All this while I have been incredibly nice to her, complimented her when I genuinely liked something about her ( be it her dress, if she makes a nice point in class and taken an interest in her and so forth. I have also always tried to greet her. I have also tried to do this in a non-intrusive way. But there has been no response from her side.)
Anyway, things have come to a stage where this has begun to affect me. She always organizes social gatherings in which I am not invited, so this affects my social life. I try to avoid going to the lounge when she is there and this unnecessarily restricts my movement. It is also frustrating that I cannot talk about this with anyone in my department, so everyone is completely unaware of it. This angers me and hurts me.
I would like to make one formal attempt to normalize my relationship with her.
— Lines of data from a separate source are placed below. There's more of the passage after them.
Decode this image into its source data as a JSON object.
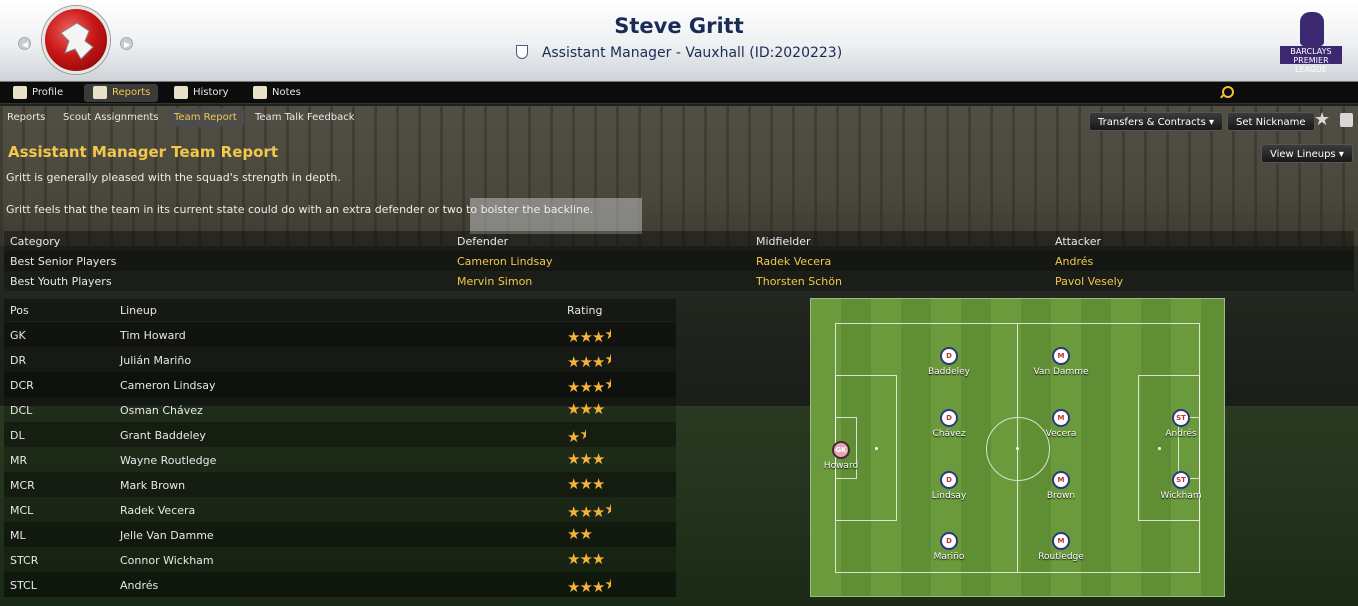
{
  "header": {
    "name": "Steve Gritt",
    "subtitle": "Assistant Manager - Vauxhall (ID:2020223)",
    "league_logo_text": "BARCLAYS PREMIER LEAGUE"
  },
  "tabs": [
    {
      "label": "Profile",
      "icon": "profile-icon"
    },
    {
      "label": "Reports",
      "icon": "reports-icon"
    },
    {
      "label": "History",
      "icon": "history-icon"
    },
    {
      "label": "Notes",
      "icon": "notes-icon"
    }
  ],
  "subtabs": [
    {
      "label": "Reports"
    },
    {
      "label": "Scout Assignments"
    },
    {
      "label": "Team Report"
    },
    {
      "label": "Team Talk Feedback"
    }
  ],
  "actions": {
    "transfers": "Transfers & Contracts ▾",
    "nickname": "Set Nickname",
    "view_lineups": "View Lineups ▾"
  },
  "report": {
    "title": "Assistant Manager Team Report",
    "line1": "Gritt is generally pleased with the squad's strength in depth.",
    "line2": "Gritt feels that the team in its current state could do with an extra defender or two to bolster the backline."
  },
  "categories": {
    "headers": [
      "Category",
      "Defender",
      "Midfielder",
      "Attacker"
    ],
    "rows": [
      {
        "category": "Best Senior Players",
        "defender": "Cameron Lindsay",
        "midfielder": "Radek Vecera",
        "attacker": "Andrés"
      },
      {
        "category": "Best Youth Players",
        "defender": "Mervin Simon",
        "midfielder": "Thorsten Schön",
        "attacker": "Pavol Vesely"
      }
    ]
  },
  "lineup": {
    "headers": [
      "Pos",
      "Lineup",
      "Rating"
    ],
    "rows": [
      {
        "pos": "GK",
        "name": "Tim Howard",
        "rating": 3.5
      },
      {
        "pos": "DR",
        "name": "Julián Mariño",
        "rating": 3.5
      },
      {
        "pos": "DCR",
        "name": "Cameron Lindsay",
        "rating": 3.5
      },
      {
        "pos": "DCL",
        "name": "Osman Chávez",
        "rating": 3
      },
      {
        "pos": "DL",
        "name": "Grant Baddeley",
        "rating": 1.5
      },
      {
        "pos": "MR",
        "name": "Wayne Routledge",
        "rating": 3
      },
      {
        "pos": "MCR",
        "name": "Mark Brown",
        "rating": 3
      },
      {
        "pos": "MCL",
        "name": "Radek Vecera",
        "rating": 3.5
      },
      {
        "pos": "ML",
        "name": "Jelle Van Damme",
        "rating": 2
      },
      {
        "pos": "STCR",
        "name": "Connor Wickham",
        "rating": 3
      },
      {
        "pos": "STCL",
        "name": "Andrés",
        "rating": 3.5
      }
    ]
  },
  "pitch": {
    "players": [
      {
        "role": "GK",
        "name": "Howard"
      },
      {
        "role": "D",
        "name": "Baddeley"
      },
      {
        "role": "D",
        "name": "Chávez"
      },
      {
        "role": "D",
        "name": "Lindsay"
      },
      {
        "role": "D",
        "name": "Mariño"
      },
      {
        "role": "M",
        "name": "Van Damme"
      },
      {
        "role": "M",
        "name": "Vecera"
      },
      {
        "role": "M",
        "name": "Brown"
      },
      {
        "role": "M",
        "name": "Routledge"
      },
      {
        "role": "ST",
        "name": "Andrés"
      },
      {
        "role": "ST",
        "name": "Wickham"
      }
    ]
  },
  "colors": {
    "accent": "#f2c84a",
    "title": "#1a2c56",
    "star": "#f6b13a"
  }
}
Trying to talk to her hasn't helped so I was wondering if I should send an email to her and ask her if I have unwittingly done something to hurt her . I would also like to ask her if we can have a cordial working relationship for our remaining time in the department. ( I am not trying to be friends with her at this point.)
Do you think it is a good idea to email her? If yes, what exactly should I write in the email? What is her response likely to be? Can having one conversation with her in which she and I clear the air help?
Thanks!
posted by anonymous to human relations (23 comments total)
5 users marked this as a favorite
I also wonder if, as you claim, no one else notices this--because it sounds like blatant behavior--you're looking for something that's not there? Not saying this is the case, but raising the possibility. Is there any mutual colleague you could ask at all?